Ale jeśli będzie mógł świadczenia sprzedawać, nie będzie miał motywacji.

Mogę się domyślać, że resort wypracował mechanizmy bezpieczeństwa, które będą zapobiegać tego rodzaju nadużyciom. Nie wiemy, jak będzie to wyglądać, bo choć jesteśmy w środku reformy, a do końca czerwca mamy wiedzieć, które szpitale znajdą się w sieci, nie przedstawiono projektów zarządzeń zawierających wzór obliczania ryczałtu lub choćby założenia nowego systemu finansowania. Nie spodziewam się, by szpital miał dostawać budżet i zarządzać nim według własnego uznania. Mówi się o ustanowieniu limitów minimalnych świadczeń, które mają zostać wykonane. Pytanie, czy jesteśmy w stanie wykreować administracyjne zachęty do udzielania świadczeń?

Czy ten system finansowania ma szanse zadziałać?

To rozwiązanie nie jest nowością. Na całym świecie, obok efektywnościowych istnieją systemy budżetowe – ryczałtowe, choć najczęstszą formą są mieszane. Może dlatego, że oba obarczone są wadami. Ryczałtowy – ryzykiem, że szpital będzie wypychał pacjenta, bo tutaj pacjent jest kosztem, efektywnościowy – że będzie generował świadczenia ponad uzasadnioną potrzebę medyczną. My dotychczas byliśmy jednym z nielicznych systemów całkowicie efektywnościowych. Nie dyskutuję nad sensem radykalnej zmiany, ale sposobem jej wprowadzenia – chaotycznym i niedoprecyzowanym.
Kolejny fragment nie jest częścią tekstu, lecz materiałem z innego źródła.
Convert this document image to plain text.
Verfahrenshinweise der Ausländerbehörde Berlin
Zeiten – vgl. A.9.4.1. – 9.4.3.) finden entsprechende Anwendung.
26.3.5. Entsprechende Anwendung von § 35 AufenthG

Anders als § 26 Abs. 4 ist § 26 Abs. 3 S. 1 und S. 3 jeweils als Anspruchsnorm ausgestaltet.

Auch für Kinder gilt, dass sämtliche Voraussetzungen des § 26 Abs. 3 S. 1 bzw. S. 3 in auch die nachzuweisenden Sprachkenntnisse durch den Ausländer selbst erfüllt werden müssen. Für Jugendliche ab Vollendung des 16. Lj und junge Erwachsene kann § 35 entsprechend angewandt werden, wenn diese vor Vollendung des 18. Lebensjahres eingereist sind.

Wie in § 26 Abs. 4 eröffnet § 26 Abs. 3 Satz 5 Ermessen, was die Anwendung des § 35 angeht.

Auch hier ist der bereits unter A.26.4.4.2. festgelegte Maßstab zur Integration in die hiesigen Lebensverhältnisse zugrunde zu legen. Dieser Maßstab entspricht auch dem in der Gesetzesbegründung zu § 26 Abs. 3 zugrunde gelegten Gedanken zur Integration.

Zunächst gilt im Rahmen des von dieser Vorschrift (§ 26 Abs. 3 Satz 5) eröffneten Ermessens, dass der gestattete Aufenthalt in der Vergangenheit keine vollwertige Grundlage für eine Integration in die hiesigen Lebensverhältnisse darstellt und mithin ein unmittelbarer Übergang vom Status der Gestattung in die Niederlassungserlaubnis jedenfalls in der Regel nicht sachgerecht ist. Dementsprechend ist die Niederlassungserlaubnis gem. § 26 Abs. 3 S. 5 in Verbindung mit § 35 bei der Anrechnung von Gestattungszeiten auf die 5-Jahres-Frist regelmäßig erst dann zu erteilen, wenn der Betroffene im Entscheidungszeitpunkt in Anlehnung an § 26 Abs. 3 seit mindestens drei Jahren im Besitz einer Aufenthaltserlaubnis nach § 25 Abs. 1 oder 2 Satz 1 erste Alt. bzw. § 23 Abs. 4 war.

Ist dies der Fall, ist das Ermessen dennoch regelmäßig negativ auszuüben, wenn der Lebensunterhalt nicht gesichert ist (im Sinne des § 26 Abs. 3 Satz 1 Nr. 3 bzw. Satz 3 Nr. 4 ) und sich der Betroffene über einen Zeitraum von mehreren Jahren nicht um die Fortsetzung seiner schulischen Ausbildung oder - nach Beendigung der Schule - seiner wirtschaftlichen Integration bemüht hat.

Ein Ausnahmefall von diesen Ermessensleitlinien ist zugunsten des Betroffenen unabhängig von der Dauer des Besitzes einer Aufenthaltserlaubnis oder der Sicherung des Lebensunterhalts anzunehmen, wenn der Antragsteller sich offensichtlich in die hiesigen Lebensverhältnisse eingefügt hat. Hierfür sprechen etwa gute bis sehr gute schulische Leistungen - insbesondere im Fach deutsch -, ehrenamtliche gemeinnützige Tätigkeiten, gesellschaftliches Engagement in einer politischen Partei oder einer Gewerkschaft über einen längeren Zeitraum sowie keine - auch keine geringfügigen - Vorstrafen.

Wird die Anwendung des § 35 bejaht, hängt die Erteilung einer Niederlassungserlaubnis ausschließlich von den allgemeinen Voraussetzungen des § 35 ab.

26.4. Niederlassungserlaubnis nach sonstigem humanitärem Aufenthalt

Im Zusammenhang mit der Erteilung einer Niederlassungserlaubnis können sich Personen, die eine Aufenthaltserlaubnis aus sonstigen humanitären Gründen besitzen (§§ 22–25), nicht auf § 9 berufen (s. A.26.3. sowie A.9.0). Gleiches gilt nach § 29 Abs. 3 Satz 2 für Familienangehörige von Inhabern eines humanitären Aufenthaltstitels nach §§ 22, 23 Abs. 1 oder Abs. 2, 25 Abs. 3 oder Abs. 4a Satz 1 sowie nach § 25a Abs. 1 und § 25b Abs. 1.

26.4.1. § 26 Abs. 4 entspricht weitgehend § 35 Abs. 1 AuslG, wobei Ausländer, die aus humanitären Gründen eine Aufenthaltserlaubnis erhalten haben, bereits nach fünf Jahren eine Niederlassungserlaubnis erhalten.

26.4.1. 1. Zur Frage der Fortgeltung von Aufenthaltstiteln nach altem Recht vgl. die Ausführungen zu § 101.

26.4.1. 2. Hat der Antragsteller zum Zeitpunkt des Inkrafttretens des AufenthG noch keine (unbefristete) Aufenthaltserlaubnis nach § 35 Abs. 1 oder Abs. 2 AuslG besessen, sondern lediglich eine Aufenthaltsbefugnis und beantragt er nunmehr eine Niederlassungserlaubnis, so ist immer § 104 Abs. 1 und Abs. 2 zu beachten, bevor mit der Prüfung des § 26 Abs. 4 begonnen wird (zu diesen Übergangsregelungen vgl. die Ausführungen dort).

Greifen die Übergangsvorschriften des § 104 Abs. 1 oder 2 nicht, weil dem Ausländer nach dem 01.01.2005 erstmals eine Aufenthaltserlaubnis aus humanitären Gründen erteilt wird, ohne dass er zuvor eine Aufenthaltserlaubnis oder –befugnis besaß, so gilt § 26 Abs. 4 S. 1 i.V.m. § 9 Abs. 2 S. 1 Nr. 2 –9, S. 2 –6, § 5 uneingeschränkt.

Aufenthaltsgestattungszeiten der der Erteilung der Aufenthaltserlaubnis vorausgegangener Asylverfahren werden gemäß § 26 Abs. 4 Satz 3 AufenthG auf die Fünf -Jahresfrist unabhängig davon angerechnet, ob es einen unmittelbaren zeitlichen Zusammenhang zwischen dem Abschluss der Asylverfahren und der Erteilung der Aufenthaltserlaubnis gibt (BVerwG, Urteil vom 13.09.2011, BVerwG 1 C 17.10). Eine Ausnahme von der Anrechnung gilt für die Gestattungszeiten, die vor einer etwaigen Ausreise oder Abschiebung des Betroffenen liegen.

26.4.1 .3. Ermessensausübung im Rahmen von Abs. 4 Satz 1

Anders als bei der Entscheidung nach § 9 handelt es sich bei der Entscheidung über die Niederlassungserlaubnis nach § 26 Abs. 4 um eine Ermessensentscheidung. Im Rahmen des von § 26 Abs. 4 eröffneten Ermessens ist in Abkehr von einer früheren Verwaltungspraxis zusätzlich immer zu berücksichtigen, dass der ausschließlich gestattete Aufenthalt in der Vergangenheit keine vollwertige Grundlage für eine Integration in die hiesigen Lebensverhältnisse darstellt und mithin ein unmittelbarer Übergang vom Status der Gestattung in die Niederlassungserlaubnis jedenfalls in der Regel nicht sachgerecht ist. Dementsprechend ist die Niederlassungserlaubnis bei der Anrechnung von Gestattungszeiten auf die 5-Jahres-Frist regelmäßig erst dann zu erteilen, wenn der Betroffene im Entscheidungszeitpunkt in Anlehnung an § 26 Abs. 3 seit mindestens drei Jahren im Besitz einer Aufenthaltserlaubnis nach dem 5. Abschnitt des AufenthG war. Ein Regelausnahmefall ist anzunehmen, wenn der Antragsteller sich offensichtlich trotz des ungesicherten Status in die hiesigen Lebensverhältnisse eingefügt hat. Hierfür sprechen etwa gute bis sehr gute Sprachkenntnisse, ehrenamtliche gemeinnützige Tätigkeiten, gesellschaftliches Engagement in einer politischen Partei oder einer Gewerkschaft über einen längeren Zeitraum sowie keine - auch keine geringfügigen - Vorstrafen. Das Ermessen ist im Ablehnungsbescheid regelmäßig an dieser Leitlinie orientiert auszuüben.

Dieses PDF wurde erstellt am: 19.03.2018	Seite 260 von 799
W październiku czeka nas katastrofa?

A co oceniamy mianem katastrofy? Na pewno szybko dostrzegalnym efektem wejścia tej ustawy będzie nieformalna rejonizacja, bo jeżeli pacjent zjawi się w szpitalu poza jego miejscem zamieszkania, to szpital zrobi wszystko, by odesłać go do szpitala z jego terenu. Powód jest bardzo prosty: za nadwykonania nikt mi nie zapłaci. Skoro dzisiaj pieniędzy ledwo wystarcza i co roku mamy nadwykonania, to po oderwaniu finansowania od wykonanej procedury nikt nie będzie chciał nowych pacjentów. Tak naprawdę sieć szpitali ograniczy dostęp do lecznictwa szpitalnego.

Równolegle resort zdrowia planuje oddanie aptek w ręce polskich aptekarzy. Przedsiębiorcy protestują, że to zamach na wolny rynek.

Zakończenie odwiecznego sporu pomiędzy aptekami detalicznymi a sieciami aptek podejmują bezskutecznie kolejne rządy. Żeby nie sięgać daleko, wystarczy wspomnieć art. 94a dopisany do ustawy – Prawo farmaceutyczne w 2011 r. i zakazujący reklamy aptek: miał uderzyć w sieci apteczne, ale pogrążył apteki indywidualne. Wszystko przez to, że nie doprecyzowano, co to jest reklama, pozostawiając decyzję urzędnikom. A ponieważ równolegle włączono odpowiedzialność finansową urzędnika za błędną decyzję administracyjną, zadziałał prosty mechanizm. Nikt nie chciał iść na wojnę ze sztabem prawników aptek sieciowych, a chętnie nakładał kary na bezbronne apteki indywidualne.

Obecnie sytuacja może się powtórzyć?

Przede wszystkim rządzący powinni zadać sobie dwa pytania – czy zmianom powinno przyświecać dobro apteki i aptekarza, czy dobro pacjenta, a po drugie, czy rozwiązania natury administracyjnej są w stanie zaadresować dzisiejsze problemy. Dopiero potem wprowadzać radykalne zmiany w przepisach.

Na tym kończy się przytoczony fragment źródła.